EXOTIC
INNARDS OF A NEUTRON STAR REVEALED IN A SERIES OF EXPLOSIONS
Amid
the fury of 28 thermonuclear blasts on a neutron star's surface,
scientists using the European Space Agency's (ESA) XMM-Newton X-ray
satellite have obtained a key measurement revealing the nature of matter
inside these enigmatic objects.
The
result, capturing for the first time the ratio between such an ultra-dense
star's mass and radius in an extreme gravity environment, is featured in
the November 7 issue of Nature. Dr. Jean Cottam of NASA's Goddard Space
Flight Center in Greenbelt, Md., leads this international effort.
The
neutron star -- the core remains of a star once bigger than the Sun yet
now small enough to fit within the Washington Beltway -- contains densely
packed matter under forces that perhaps existed at the moment of the Big
Bang but which cannot be duplicated on Earth. The contents offer a crucial
test for theories describing the fundamental nature of matter and energy.
Cottam
and her team probed the neutron star's interior by measuring for the first
time how light passing through the star's half-inch atmosphere is warped
by extreme gravity, a phenomenon called the gravitational redshift. The
extent of the gravitational redshift, as predicted by Einstein, depends
directly on the neutron star's mass and radius. The mass-to-radius ratio,
in turn, determines the density and nature of the star's internal matter,
called the equation of state.
"It
is only during these bursts that the region is suddenly flooded with light
and we were able to detect within that light the imprint, or signature, of
material under extreme gravitational forces," said Cottam.
The
neutron star is part of a binary star system named EXO 0748-676, located
in the constellation Volans, or Flying Fish, about 30,000 light-years away
in the Milky Way galaxy, visible in southern skies with a large backyard
telescope.
Scientists
estimate that neutron stars contain the mass of about 1.4 Suns compacted
into about a 10-mile-wide sphere (16 kilometers).
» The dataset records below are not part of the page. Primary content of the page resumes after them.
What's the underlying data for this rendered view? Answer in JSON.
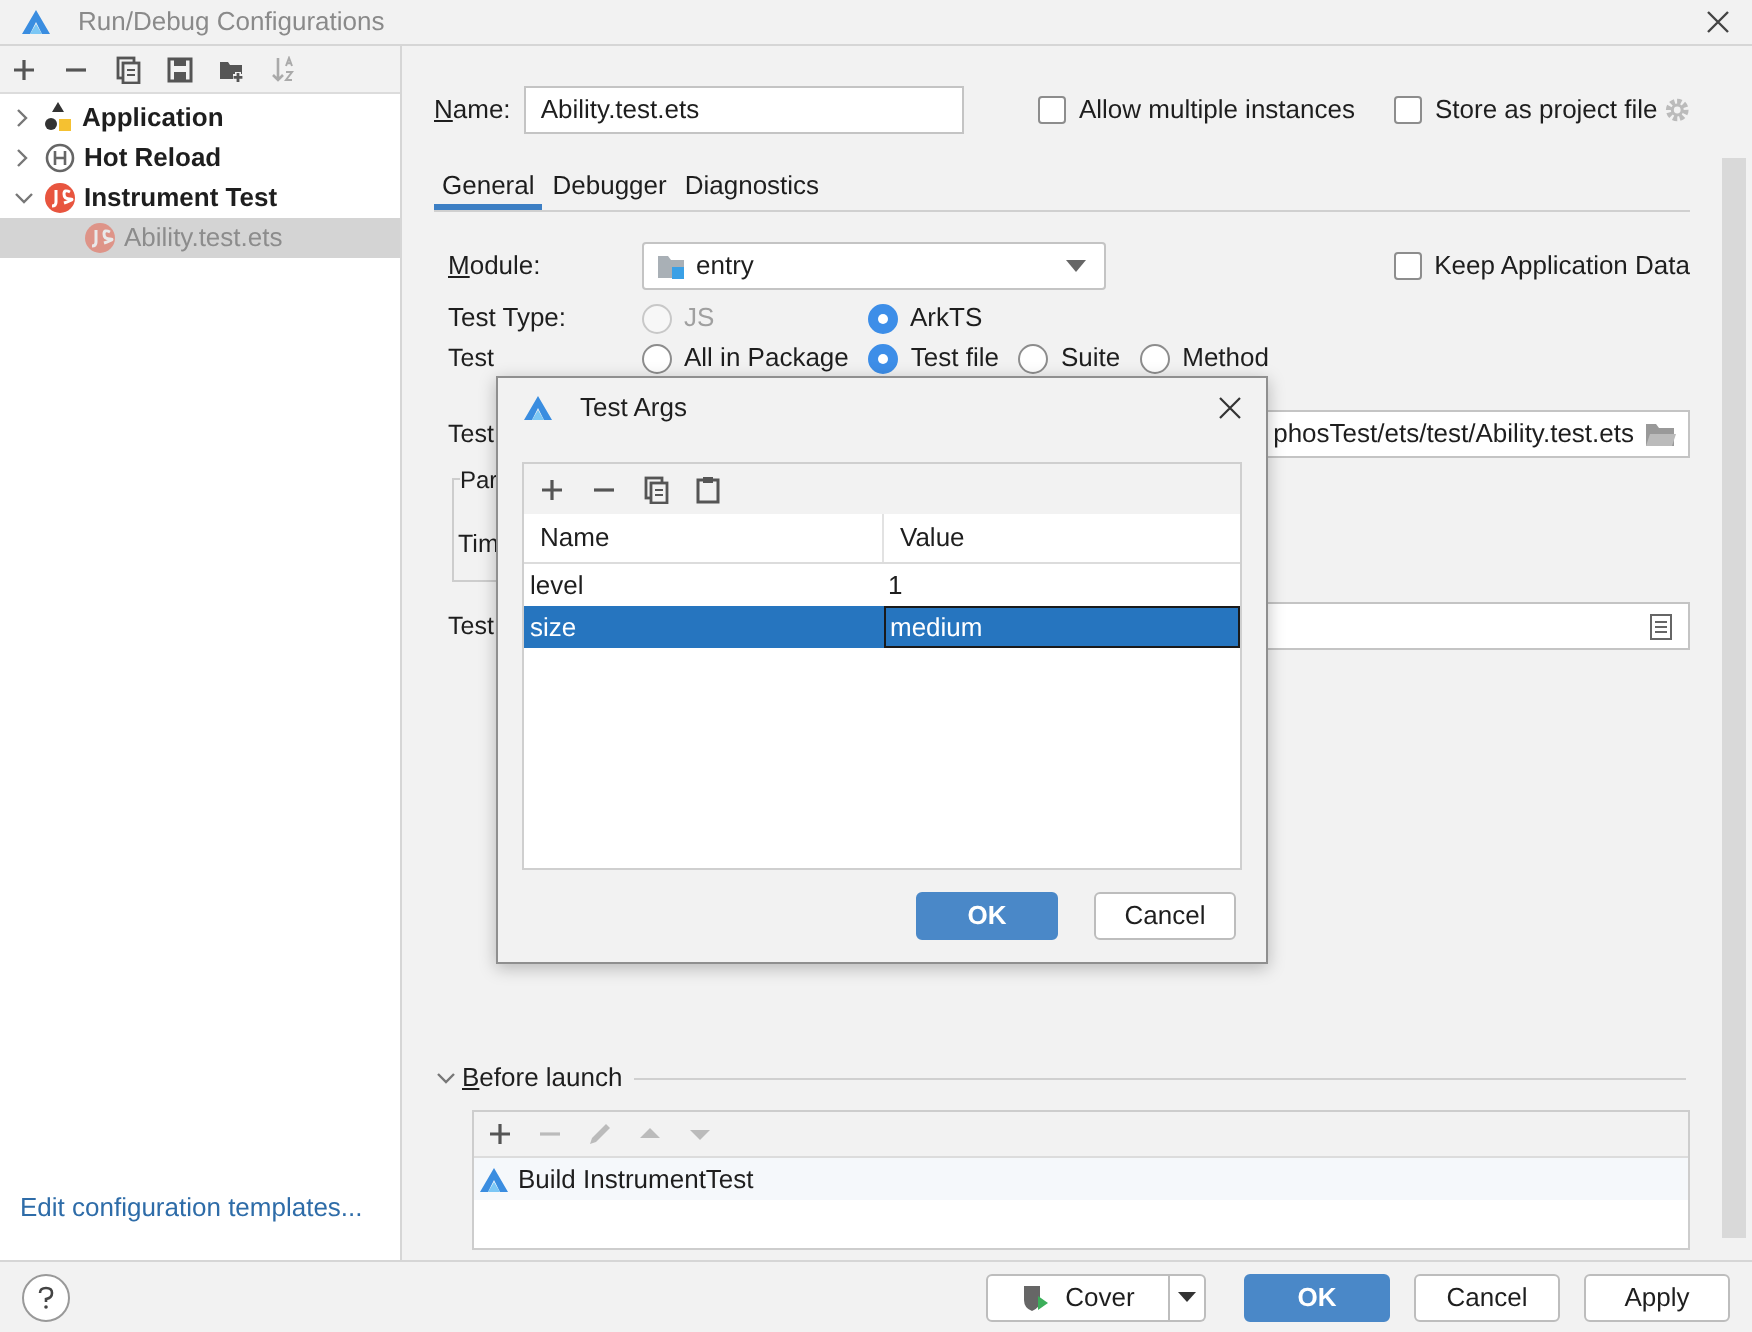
{
  "window": {
    "title": "Run/Debug Configurations"
  },
  "sidebar": {
    "items": [
      {
        "label": "Application",
        "kind": "application",
        "expanded": false,
        "selected": false
      },
      {
        "label": "Hot Reload",
        "kind": "hot-reload",
        "expanded": false,
        "selected": false
      },
      {
        "label": "Instrument Test",
        "kind": "js",
        "expanded": true,
        "selected": false,
        "children": [
          {
            "label": "Ability.test.ets",
            "kind": "js",
            "selected": true,
            "temporary": true
          }
        ]
      }
    ],
    "footer_link": "Edit configuration templates..."
  },
  "name_field": {
    "label": "Name:",
    "value": "Ability.test.ets"
  },
  "options": [
    {
      "label": "Allow multiple instances",
      "checked": false
    },
    {
      "label": "Store as project file",
      "checked": false
    }
  ],
  "tabs": [
    {
      "label": "General",
      "selected": true
    },
    {
      "label": "Debugger",
      "selected": false
    },
    {
      "label": "Diagnostics",
      "selected": false
    }
  ],
  "module": {
    "label": "Module:",
    "value": "entry"
  },
  "keep_app_data": {
    "label": "Keep Application Data",
    "checked": false
  },
  "test_type": {
    "label": "Test Type:",
    "options": [
      {
        "label": "JS",
        "selected": false,
        "disabled": true
      },
      {
        "label": "ArkTS",
        "selected": true,
        "disabled": false
      }
    ]
  },
  "test_scope": {
    "label": "Test",
    "options": [
      {
        "label": "All in Package",
        "selected": false
      },
      {
        "label": "Test file",
        "selected": true
      },
      {
        "label": "Suite",
        "selected": false
      },
      {
        "label": "Method",
        "selected": false
      }
    ]
  },
  "test_file": {
    "label": "Test",
    "value": "phosTest/ets/test/Ability.test.ets"
  },
  "parameters": {
    "label": "Par",
    "row_label": "Tim"
  },
  "test_args": {
    "label": "Test"
  },
  "before_launch": {
    "label": "Before launch",
    "expanded": true,
    "tasks": [
      {
        "label": "Build InstrumentTest"
      }
    ]
  },
  "footer_buttons": [
    {
      "label": "Cover",
      "kind": "split"
    },
    {
      "label": "OK",
      "kind": "primary"
    },
    {
      "label": "Cancel",
      "kind": "normal"
    },
    {
      "label": "Apply",
      "kind": "normal"
    }
  ],
  "dialog": {
    "title": "Test Args",
    "columns": [
      "Name",
      "Value"
    ],
    "rows": [
      {
        "cells": [
          "level",
          "1"
        ],
        "selected": false
      },
      {
        "cells": [
          "size",
          "medium"
        ],
        "selected": true
      }
    ],
    "buttons": [
      {
        "label": "OK",
        "kind": "primary"
      },
      {
        "label": "Cancel",
        "kind": "normal"
      }
    ]
  }
}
At such density, all the
space is squeezed out of the atoms inside the neutron star, and protons
and electrons squeeze into neutrons, leaving a neutron superfluid, a
liquid that flows without friction.
By
understanding the precise ratio of mass to radius, and thus pressure to
density, scientists can determine the nature of this superfluid and
speculate on the presence of exotic matter and forces within -- the type
of phenomena that particle physicists search for in earthbound particle
accelerators.
Today's
announcement states that EXO 0748-676's mass-to-radius ratio is 0.152
solar masses per kilometer, based on a gravitational redshift measurement
of 0.35. This provides the first observational evidence that neutron stars
are indeed made of tightly packed neutrons, as predicted by theory
estimating mass-radius, density-pressure ratios.
"Unlike
the Sun, with an interior well understood, neutron stars have been like a
black box," said co-author Dr. Frits Paerels of Columbia University
in New York. "We have bored our first small hole into a neutron star.
Now theorists will have a go at the little sample we have offered
them," he said.
More
important, said co-author Dr. Mariano Mendez of SRON, the National
Institute for Space Research in the Netherlands, "We have now
established a means to probe the bizarre interior of a 10-mile-wide chunk
of neutrons thousands of light-years away -- based on gravitational
redshift. With the fantastic light-collecting potential of XMM-Newton, we
can measure the mass-to-radius ratios of other neutron stars, perhaps
uncovering a quark star."
In a
quark star, which is denser than a neutron star and has a different
mass-to-radius ratio, neutrons are squeezed so tightly they liberate the
subatomic quark particles and gluons that are the building blocks of
atomic matter.
To
obtain its measurement, the team needed the fantastic radiance provided by
thermonuclear bursts, which illuminate matter very close to the neutron
star surface where gravity is strongest. The team spotted the 28 bursts
during a series of XMM-Newton observations of the neutron star totaling 93
hours. There are dozens of known binary systems with neutron stars, like
EXO 0748-676, where such bursting is seen several times a day, the result
of gas pouring onto the neutron star from its companion star.
ESA's
XMM-Newton was launched in December 1999. NASA helped fund mission
development and supports guest observatory time. Goddard Space Flight
Center hosts the U.S. guest visitor-support center. Jean Cottam joins
Goddard through a grant from the National Research Council.